Tooling and Molding is unique for each company
Each company has a unique set of requirements for tooling and molding. The tooling and molded part cost is always a significant consideration for most companies. When dealing with budgetary issues that limit tooling costs, I for one will always present a simple spreadsheet which identifies various tool options (like cavitation) along with capacity (hourly, weekly…..) and part price. Once these numbers are expressed and understood by the decision makers, it becomes obvious which option is most advantageous to the program at hand.
I would also add that many toolmakers/ mold makers that I partnered with over the years were quite open to amortization schedules on part prices, whereas the base tooling cost was reduced based on a slightly higher part cost for a time limit and/or part quantity. I have been involved with many companies of this type and it has numerous benefits for all parties involved. When high volume part output is a must to support JIT product manufacturing, any interruption of the part supply (due to tool failure) can be catastrophic to a business plan. Any risk that might upset production must also be a part of the tooling decisions. Perhaps Two 2 Cavity tools would serve the company better than One 4 Cavity tool—-just an example for thought.
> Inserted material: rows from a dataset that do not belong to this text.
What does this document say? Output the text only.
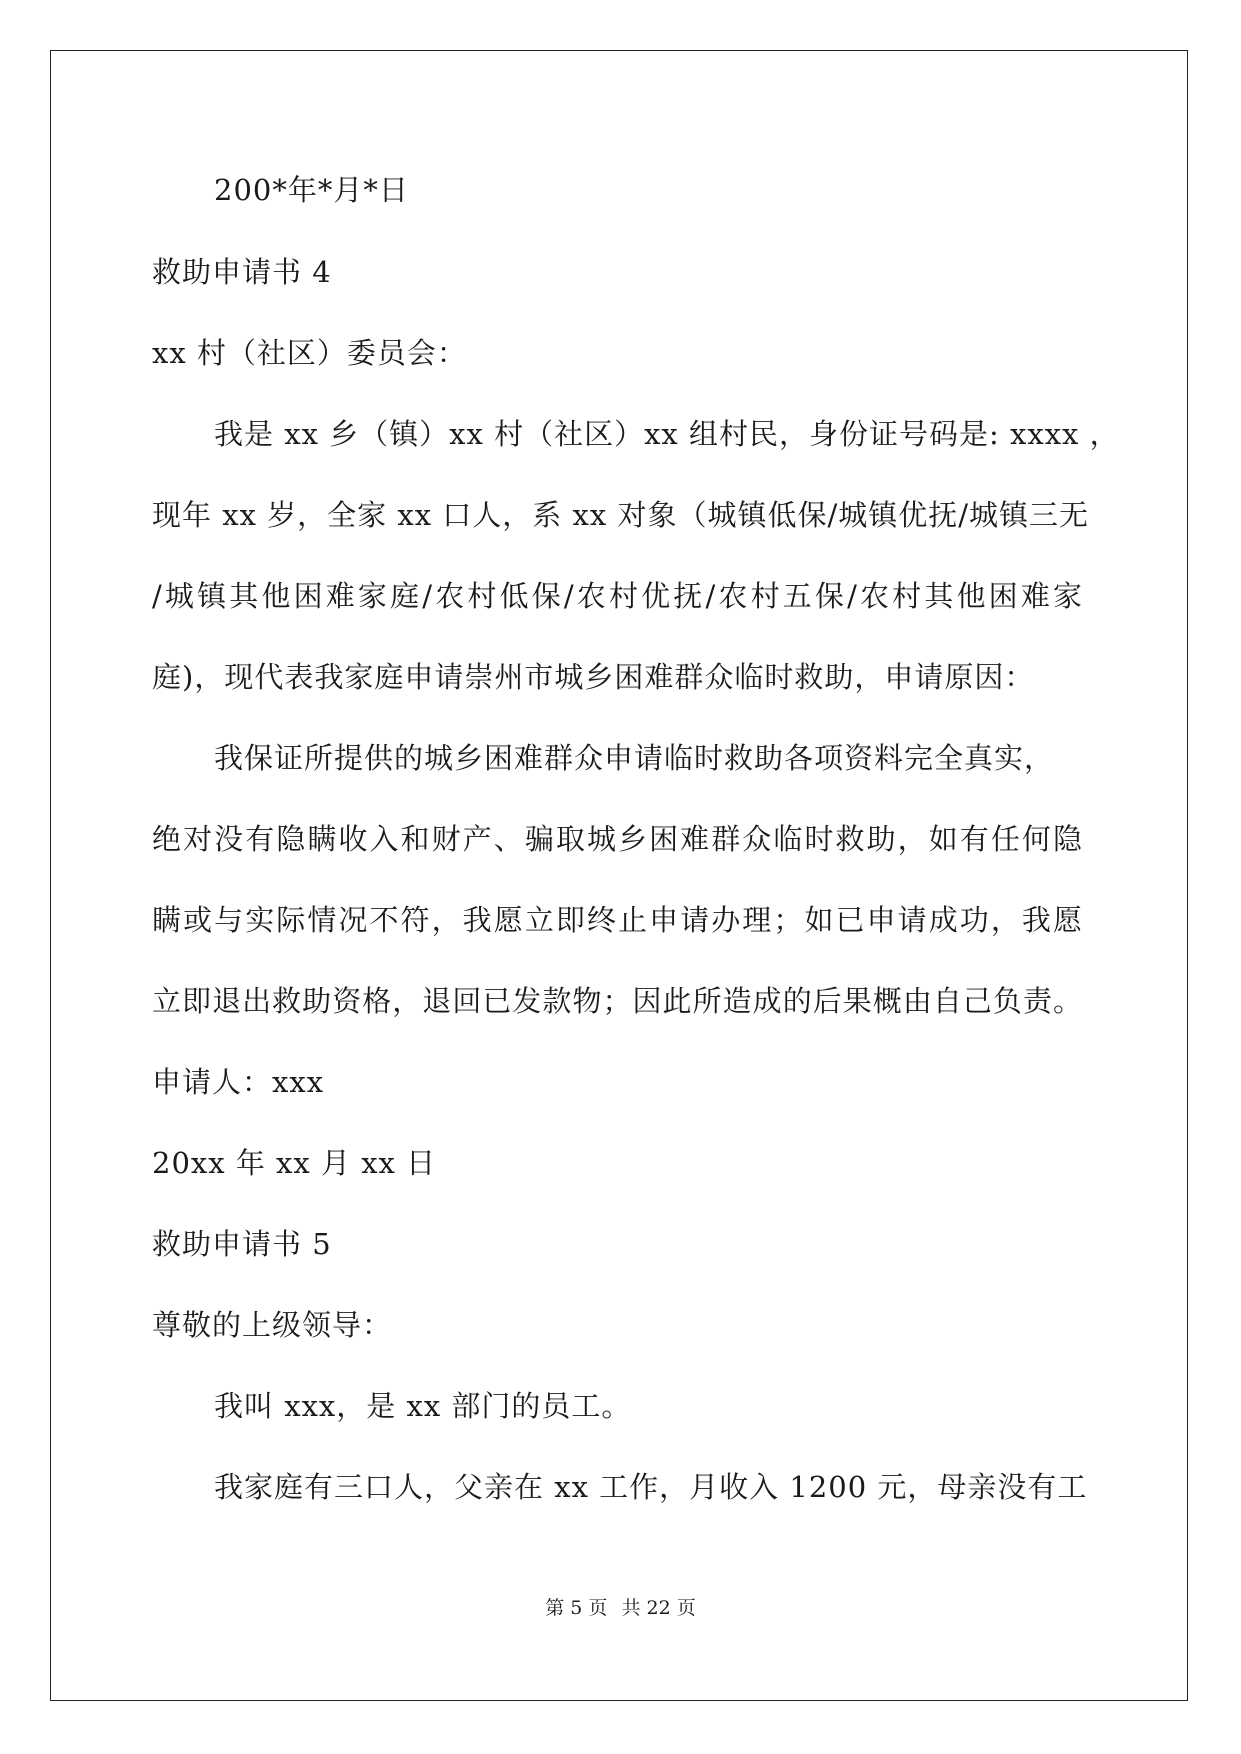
200*年*月*日
救助申请书 4
xx 村（社区）委员会：
我是 xx 乡（镇）xx 村（社区）xx 组村民，身份证号码是: xxxx ，
现年 xx 岁，全家 xx 口人，系 xx 对象（城镇低保/城镇优抚/城镇三无
/城镇其他困难家庭/农村低保/农村优抚/农村五保/农村其他困难家
庭)，现代表我家庭申请崇州市城乡困难群众临时救助，申请原因：
我保证所提供的城乡困难群众申请临时救助各项资料完全真实，
绝对没有隐瞒收入和财产、骗取城乡困难群众临时救助，如有任何隐
瞒或与实际情况不符，我愿立即终止申请办理；如已申请成功，我愿
立即退出救助资格，退回已发款物；因此所造成的后果概由自己负责。
申请人：xxx
20xx 年 xx 月 xx 日
救助申请书 5
尊敬的上级领导：
我叫 xxx，是 xx 部门的员工。
我家庭有三口人，父亲在 xx 工作，月收入 1200 元，母亲没有工
第 5 页 共 22 页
There are many variables involved in the determination of cavitation, grade of tooling, and related part price. However, there is the assumption that the decision makers just have to pick from the breakdown proposed and the project is a done deal. That is not always the case since in many situations, we could be quoting against 4 or 5 other tooling and molding companies, all doing the same breakdown, and quality is sometimes assumed, so it still comes down to price (and wish I had a dollar for every lost opportunity with that scenario).
I do appreciate the aspect of multiple tooling with less cavitation, especially in JIT manufacturing environments, which allows for lower overall tooling cost (building two identical small molds can be less expensive than one large mold), smaller injection molding machine usage (better process & cycle control, and no downtime), and improved production and mold maintenance opportunities which again comes down to price of quality. I wish that would be considered more often.